17 August 2020 - 3 min Reading time
Making purchases online? That is convenient and easy. It has also become a habit for many Europeans. But these remote purchases must be able to be validated and paid for in a simple and secure manner.
That is why the second European directive for payment services (Payment Services Directive 2 or PSD2), which came into effect in 2019, has created a legal framework for safer payment transactions for consumers and merchants. New rules were developed to provide customers with extra protection when making online card payments. For example, from January 2021, the principle of 'strong customer authentication' will apply.
This means that a consumer must authenticate himself when purchasing a product or service online. For example, with the exception of transactions with a low risk of fraud, it will no longer be possible to make an online purchase by simply providing the bank card number and the code on the back (CVC code).
Strong authentication is already the rule for many daily purchases: when we use our bank card, we also have to enter the PIN code to validate the transaction. Contactless payments are an exception. No PIN code must be entered for payments up to 50 euros per transaction (and 100 euros cumulatively).
In order to apply the new security rules from January 1, all web shops and online operators in Europe must ensure that they have a compatible system.
The Belgian banks, in consultation with the National Bank of Belgium, have drawn up a plan with a view to a coordinated transition. This planning provides for a gradual implementation of the new rules for strong authentication for online purchases. This way, traders who also work online in Belgium can prepare in time.
From August 25, 2020: refusal of amounts higher than 1,500 euros that do not comply with the new regulations.

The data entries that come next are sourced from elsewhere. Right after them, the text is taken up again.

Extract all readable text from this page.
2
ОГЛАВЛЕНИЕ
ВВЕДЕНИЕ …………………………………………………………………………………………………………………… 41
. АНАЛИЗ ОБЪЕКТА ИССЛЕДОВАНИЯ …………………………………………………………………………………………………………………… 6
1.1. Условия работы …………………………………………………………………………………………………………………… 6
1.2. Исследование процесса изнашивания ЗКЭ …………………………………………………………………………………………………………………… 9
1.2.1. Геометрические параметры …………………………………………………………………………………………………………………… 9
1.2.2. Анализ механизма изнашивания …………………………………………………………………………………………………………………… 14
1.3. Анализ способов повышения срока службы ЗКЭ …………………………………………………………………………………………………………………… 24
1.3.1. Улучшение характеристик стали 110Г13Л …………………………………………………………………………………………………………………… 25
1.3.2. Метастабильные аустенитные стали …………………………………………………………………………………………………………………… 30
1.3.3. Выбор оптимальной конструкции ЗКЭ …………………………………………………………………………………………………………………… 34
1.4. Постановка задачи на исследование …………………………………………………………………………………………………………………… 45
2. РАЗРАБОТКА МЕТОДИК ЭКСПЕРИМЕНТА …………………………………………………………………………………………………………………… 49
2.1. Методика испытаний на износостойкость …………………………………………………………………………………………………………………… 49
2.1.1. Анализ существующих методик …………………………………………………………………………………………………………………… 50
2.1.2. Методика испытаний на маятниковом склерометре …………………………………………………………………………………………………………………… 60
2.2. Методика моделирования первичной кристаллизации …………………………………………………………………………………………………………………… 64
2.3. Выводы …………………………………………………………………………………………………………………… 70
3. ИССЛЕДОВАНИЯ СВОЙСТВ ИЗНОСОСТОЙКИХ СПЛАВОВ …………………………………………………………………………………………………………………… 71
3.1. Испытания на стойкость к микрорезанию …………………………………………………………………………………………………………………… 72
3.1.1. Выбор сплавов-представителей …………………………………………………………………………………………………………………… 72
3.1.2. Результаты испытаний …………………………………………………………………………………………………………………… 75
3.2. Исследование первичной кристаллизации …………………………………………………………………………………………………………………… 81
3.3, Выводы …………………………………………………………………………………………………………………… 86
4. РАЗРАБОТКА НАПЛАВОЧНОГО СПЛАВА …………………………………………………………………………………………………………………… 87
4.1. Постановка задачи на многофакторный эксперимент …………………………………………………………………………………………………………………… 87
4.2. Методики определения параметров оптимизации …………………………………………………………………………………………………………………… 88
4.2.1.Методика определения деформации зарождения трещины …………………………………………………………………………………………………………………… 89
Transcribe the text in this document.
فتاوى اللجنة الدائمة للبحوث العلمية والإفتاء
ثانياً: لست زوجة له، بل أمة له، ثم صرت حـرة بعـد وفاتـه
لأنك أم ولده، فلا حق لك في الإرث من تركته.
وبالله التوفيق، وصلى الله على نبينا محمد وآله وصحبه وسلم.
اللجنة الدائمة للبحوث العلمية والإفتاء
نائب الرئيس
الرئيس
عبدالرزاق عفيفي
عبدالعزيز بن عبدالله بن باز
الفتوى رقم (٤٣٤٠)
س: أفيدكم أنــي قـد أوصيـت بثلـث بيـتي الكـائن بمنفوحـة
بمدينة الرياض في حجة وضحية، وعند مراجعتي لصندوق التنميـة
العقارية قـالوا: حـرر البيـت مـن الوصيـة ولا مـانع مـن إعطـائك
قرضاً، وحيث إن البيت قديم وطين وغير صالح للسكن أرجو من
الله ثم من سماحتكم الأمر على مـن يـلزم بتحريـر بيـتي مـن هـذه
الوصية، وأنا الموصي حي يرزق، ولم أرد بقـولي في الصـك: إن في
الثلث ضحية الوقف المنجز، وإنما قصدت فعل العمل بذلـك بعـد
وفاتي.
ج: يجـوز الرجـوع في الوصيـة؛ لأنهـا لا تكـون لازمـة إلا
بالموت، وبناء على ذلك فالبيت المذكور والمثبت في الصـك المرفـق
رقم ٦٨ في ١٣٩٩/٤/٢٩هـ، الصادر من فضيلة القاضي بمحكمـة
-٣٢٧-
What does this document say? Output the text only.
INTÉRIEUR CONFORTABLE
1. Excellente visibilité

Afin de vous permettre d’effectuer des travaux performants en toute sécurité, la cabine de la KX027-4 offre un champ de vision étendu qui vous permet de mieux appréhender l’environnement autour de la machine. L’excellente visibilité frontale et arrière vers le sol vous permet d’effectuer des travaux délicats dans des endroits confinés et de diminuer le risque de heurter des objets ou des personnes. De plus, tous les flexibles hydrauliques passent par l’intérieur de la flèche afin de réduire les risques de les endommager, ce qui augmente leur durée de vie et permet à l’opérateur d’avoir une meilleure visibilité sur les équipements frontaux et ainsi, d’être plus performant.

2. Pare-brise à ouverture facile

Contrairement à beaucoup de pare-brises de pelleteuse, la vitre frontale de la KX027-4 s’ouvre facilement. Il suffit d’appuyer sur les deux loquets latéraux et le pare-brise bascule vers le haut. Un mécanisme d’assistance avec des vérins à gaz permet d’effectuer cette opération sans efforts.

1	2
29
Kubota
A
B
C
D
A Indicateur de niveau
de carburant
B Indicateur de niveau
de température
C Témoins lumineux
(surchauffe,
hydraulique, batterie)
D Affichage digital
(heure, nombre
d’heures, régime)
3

September 22, 2020: the threshold is lowered to EUR 250.
October 19, 2020: the threshold is lowered to EUR 30.
November 17, 2020: the threshold is lowered to EUR 0.
August 25, 2020 is therefore the first milestone in this planning, with the threshold being EUR 1,500. Online websites and traders, both in Belgium and abroad, must therefore adapt their systems to comply with the European directive. If this does not happen, they risk that the banks will refuse payments that do not comply with the new security rules.
We therefore recommend that merchants contact their payment system provider to check if any changes are required. However, strong authentication for online payments is already well established in Belgium, so many merchants are already in compliance. This is often less the case with foreign online merchants, who have until now been less familiar with strong authentication.
Customers will hardly notice the changes when making their online purchases, as we are already very familiar with strong authentication in Belgium. However, they may be asked to confirm the payment again if secure validation has not yet been provided. It is of course essential that the supplier has brought its payment system into compliance with the new rules.